Tuesday, April 7, 2026 - 4:00pm
Event Calendar Category
LIDS Seminar Series
Speaker Name
Alison Koenecke
Affiliation
Cornell University
Building and Room number
45-102
"Algorithmic Decisions in the SNAP Benefits Pipeline"
America’s Supplemental Nutrition Assistance Program (SNAP), formerly known as food stamps, helps low-income households buy nutritious food. Social workers provide pivotal support at many points of the SNAP pipeline: from spreading awareness of the program, to helping applicants determine eligibility and fill out forms, to advising on changes to benefits. In this talk, I describe two projects that ask how algorithms can play a role in easing social worker burdens without perpetuating algorithmic biases. First, we study biases in online advertising for SNAP benefits, arising from the cost differentials between English-speaking and Spanish-speaking ad recipients. We propose a methodological framework for advertisers to determine a demographically equitable allocation for ads, and find broad consensus across political identities for some degree of equity over pure efficiency in this context. Second, we study the efficiency-bias tradeoffs of a chatbot for assisting social workers in answering SNAP eligibility questions. In a randomized experiment varying the quality of LLM-generated responses, we find that social workers with access to LLM suggestions perform significantly better than those without; but, while human accuracy increases with LLM response accuracy, improvement plateaus — likely due to an LLM-distrust effect. Taken together, these studies can inform government service providers on procurement strategies in the AI age while ameliorating administrative burdens and biases.

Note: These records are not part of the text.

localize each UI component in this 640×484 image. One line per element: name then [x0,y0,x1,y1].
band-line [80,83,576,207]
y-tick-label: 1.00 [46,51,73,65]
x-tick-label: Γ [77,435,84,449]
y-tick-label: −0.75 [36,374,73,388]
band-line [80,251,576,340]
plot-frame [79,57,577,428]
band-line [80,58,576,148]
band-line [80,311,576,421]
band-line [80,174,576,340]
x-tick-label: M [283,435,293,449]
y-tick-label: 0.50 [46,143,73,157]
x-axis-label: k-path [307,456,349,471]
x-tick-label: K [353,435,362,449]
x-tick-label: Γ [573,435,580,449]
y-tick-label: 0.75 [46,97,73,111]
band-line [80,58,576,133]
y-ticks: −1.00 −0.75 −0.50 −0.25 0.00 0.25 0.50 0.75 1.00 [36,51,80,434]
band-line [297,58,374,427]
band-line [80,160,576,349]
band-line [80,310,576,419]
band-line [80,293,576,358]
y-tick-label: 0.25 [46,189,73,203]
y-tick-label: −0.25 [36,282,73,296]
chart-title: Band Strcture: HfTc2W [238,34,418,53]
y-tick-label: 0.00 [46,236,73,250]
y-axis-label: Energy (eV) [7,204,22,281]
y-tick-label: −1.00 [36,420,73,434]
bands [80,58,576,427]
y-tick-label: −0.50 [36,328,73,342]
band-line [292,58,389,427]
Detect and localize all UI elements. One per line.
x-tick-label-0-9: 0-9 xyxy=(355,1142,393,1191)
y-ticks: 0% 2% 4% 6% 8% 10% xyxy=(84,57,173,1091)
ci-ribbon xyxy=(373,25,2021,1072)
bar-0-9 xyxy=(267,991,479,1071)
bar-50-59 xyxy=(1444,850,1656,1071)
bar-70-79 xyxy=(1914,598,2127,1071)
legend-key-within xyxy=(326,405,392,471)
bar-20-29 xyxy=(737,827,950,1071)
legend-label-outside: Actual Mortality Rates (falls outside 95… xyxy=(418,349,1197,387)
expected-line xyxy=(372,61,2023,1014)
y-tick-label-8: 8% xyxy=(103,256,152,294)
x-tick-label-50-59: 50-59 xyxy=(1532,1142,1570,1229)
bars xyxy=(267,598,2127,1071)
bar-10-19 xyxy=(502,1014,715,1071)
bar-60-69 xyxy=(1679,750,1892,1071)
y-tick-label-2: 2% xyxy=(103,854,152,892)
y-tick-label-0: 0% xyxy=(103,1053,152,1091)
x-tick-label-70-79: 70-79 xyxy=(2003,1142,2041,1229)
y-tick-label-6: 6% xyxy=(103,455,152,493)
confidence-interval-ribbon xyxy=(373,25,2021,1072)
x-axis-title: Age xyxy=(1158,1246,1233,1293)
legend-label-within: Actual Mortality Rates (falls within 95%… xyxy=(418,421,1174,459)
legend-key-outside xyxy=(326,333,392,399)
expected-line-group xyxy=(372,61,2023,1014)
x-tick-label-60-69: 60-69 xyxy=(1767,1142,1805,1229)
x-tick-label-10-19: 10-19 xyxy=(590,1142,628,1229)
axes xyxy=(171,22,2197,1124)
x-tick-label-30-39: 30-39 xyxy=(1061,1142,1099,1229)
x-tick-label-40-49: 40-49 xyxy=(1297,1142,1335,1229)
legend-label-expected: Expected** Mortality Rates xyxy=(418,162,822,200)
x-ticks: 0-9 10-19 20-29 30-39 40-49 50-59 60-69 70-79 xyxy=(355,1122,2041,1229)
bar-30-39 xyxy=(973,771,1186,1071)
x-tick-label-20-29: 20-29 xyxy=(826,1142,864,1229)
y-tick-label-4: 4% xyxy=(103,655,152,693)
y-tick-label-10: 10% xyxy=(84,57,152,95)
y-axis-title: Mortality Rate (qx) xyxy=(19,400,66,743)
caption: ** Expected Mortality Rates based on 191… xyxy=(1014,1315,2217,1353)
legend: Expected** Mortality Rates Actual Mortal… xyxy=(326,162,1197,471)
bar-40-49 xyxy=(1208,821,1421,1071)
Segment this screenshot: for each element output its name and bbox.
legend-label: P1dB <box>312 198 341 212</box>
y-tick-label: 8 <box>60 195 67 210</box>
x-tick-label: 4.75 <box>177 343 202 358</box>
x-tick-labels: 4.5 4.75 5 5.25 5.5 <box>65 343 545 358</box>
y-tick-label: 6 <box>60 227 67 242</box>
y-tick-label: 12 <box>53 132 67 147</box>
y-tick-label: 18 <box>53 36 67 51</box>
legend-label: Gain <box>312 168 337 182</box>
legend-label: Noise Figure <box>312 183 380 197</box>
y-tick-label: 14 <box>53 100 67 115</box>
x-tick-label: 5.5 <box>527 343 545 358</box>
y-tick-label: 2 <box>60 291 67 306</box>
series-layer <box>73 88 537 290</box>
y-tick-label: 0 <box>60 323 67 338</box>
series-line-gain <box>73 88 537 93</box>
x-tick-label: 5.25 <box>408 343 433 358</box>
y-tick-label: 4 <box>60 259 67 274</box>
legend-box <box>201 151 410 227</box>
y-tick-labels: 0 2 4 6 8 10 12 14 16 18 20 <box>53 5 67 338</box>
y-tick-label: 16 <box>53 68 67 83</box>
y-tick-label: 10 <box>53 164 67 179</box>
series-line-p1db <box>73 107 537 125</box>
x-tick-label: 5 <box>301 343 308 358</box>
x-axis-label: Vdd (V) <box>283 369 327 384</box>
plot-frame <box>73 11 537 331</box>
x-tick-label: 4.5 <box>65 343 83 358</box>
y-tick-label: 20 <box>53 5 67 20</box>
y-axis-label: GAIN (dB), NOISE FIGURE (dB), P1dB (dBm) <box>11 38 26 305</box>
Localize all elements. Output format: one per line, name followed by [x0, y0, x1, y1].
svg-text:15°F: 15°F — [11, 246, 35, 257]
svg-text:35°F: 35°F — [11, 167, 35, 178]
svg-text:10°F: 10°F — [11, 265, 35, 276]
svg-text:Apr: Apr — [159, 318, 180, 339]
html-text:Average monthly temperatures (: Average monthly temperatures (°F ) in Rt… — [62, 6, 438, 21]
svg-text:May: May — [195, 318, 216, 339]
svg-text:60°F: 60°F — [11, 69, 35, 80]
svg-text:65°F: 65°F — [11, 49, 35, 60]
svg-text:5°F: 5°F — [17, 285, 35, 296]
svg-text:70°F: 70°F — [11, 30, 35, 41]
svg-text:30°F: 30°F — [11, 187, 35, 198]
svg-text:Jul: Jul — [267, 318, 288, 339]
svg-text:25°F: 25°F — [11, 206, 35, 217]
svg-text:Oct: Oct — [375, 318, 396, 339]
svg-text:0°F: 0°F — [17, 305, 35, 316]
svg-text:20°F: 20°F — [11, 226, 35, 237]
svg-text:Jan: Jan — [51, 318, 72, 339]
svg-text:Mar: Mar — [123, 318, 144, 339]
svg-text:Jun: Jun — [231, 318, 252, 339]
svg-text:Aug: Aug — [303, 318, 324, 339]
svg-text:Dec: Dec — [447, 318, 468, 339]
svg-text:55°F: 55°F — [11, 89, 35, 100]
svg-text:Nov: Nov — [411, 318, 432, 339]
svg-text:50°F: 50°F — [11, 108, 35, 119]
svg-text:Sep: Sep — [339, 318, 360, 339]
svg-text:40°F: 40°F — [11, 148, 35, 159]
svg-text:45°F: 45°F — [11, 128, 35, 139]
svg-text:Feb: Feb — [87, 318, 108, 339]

Allison Koenecke is an Assistant Professor of Information Science at Cornell Tech. Her research on algorithmic fairness applies computational methods, such as machine learning and causal inference, to study societal inequities in domains from online services to public health. Koenecke is regularly quoted as an expert on disparities in automated speech-to-text systems. She previously held a postdoctoral researcher role at Microsoft Research and received her PhD from Stanford’s Institute for Computational and Mathematical Engineering. She is the recipient of several NSF grants and a Cornell CIS DEIB Faculty of the Year Award, and has been honored as a Sloan Fellow in Computer Science and Forbes 30 Under 30 lister in Science.